It all began with Martha Washington, our first First Lady. Martha just didn’t know that this was what she was. She was generally referred to in those days as “Lady Washington,” or even “Mrs. President,” according to some accounts. Mary Clemmer Ames is credited with the first use of the term “First Lady” when she used the term in an article about the inauguration of President Rutherford B. Hayes in 1877.
All our presidents except James Buchanan have been married, although several lost their wives before gaining the highest office in the land. Some First Ladies have been quiet, keeping their opinions to themselves. More recently, First Ladies such as Eleanor Roosevelt and Hillary Clinton have played more active roles in their husbands’ presidencies, even going as far as advocating for certain causes or laws.
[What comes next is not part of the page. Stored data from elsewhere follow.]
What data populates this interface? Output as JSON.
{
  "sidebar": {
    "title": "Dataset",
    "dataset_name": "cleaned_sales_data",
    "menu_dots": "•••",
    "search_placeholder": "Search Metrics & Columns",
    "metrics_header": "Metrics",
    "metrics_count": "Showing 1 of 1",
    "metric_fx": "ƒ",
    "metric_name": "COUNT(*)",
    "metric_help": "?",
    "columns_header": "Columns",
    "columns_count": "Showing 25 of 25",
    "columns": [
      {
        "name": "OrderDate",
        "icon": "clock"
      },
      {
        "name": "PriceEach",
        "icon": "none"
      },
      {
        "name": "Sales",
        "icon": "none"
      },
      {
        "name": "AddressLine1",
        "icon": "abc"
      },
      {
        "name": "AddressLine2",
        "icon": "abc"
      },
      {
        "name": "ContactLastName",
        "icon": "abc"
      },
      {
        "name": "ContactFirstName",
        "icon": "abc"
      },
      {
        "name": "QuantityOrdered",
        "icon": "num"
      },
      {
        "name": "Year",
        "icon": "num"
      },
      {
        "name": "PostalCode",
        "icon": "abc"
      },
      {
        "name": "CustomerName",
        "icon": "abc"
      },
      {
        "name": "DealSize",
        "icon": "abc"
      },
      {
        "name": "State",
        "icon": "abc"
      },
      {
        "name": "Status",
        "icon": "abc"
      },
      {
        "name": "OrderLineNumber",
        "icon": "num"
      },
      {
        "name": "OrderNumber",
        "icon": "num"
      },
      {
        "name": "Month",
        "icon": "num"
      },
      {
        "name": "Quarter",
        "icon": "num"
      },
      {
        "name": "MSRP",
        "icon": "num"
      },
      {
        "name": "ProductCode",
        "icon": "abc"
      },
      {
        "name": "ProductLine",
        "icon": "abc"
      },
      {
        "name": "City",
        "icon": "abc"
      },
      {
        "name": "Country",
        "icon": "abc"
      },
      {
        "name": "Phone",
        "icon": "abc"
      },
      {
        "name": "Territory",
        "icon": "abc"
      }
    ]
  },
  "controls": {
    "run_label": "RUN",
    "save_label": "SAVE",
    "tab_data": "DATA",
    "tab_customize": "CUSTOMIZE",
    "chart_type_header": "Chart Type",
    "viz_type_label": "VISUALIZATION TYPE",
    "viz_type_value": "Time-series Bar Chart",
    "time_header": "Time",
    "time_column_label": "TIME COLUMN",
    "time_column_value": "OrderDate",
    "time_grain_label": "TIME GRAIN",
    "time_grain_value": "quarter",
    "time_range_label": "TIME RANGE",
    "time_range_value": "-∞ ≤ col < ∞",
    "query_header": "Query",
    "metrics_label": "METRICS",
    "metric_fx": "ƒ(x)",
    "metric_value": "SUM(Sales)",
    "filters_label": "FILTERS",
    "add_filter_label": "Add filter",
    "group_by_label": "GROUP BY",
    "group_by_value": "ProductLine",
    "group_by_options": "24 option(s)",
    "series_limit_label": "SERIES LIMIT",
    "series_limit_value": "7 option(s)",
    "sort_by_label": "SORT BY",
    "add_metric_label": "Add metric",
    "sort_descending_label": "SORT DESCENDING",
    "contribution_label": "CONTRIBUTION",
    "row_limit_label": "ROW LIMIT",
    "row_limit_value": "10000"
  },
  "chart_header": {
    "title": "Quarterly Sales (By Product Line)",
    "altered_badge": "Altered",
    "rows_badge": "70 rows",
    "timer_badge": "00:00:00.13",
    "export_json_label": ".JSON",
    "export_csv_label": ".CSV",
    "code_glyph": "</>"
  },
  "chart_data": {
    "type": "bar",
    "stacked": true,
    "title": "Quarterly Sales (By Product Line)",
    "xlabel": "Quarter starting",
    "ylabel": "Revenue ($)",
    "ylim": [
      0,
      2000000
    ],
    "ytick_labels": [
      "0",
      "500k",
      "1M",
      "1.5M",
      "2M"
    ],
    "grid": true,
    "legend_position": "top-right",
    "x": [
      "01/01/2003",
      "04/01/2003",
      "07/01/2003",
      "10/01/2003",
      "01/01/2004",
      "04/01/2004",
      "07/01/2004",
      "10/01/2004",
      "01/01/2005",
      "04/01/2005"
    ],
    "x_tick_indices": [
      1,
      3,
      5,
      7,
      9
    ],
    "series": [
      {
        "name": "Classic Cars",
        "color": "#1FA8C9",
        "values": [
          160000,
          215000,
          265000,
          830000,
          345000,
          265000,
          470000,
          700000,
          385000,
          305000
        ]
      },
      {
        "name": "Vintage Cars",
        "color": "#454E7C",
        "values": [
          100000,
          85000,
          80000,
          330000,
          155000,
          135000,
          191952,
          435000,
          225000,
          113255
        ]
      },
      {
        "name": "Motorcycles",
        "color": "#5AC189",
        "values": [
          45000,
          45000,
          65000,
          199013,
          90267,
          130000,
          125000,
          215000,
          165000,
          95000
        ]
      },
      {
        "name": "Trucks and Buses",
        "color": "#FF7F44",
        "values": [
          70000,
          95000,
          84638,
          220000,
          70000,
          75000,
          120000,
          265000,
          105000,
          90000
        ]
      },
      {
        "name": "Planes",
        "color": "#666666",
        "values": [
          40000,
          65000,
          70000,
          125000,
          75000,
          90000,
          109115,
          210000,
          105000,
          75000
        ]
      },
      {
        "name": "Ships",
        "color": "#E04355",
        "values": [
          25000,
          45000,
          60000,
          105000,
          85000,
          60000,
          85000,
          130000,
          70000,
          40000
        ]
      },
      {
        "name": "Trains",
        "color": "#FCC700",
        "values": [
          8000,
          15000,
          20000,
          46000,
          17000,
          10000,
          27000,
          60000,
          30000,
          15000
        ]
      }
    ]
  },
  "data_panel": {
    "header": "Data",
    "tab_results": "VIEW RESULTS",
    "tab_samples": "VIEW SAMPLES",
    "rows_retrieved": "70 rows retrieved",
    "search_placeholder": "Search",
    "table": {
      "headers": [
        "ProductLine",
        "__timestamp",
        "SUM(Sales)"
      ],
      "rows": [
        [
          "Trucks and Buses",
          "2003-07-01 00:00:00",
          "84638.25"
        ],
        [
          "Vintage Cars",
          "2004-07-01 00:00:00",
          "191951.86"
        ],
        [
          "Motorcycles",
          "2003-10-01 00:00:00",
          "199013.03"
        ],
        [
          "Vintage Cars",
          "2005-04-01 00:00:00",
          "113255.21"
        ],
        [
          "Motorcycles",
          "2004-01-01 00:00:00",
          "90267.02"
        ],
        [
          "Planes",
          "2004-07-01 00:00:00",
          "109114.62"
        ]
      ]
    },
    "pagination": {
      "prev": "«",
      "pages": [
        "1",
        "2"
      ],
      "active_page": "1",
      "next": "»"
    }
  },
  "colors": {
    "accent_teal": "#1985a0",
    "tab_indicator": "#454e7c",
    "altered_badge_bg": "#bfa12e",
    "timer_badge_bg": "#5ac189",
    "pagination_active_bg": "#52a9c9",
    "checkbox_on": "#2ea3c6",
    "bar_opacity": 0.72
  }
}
For political collectors, material for First Ladies isn’t as tough to find as one might imagine. And as the role of women has become more well-defined in political circles with the Suffrage movement in the early part of the past century, First Ladies have sometimes become controversial. Others were just admired for their roles in the White House, whatever they might be.
First Lady political items include posters for speaking events, china, novelty items and buttons that are pro and con. Eleanor Roosevelt’s active role in Franklin’s presidency led to a lot of buttons being issued by the Wendell Willkie campaign in 1940 criticizing her. Many of these buttons today can be found for only a few dollars at antique or political collectibles shows.
Whether you want to collect First Lady items as a complement to a presidential collection, or simply as a main collection, there are lots of items out there to choose from, and you can get many of them without breaking the bank.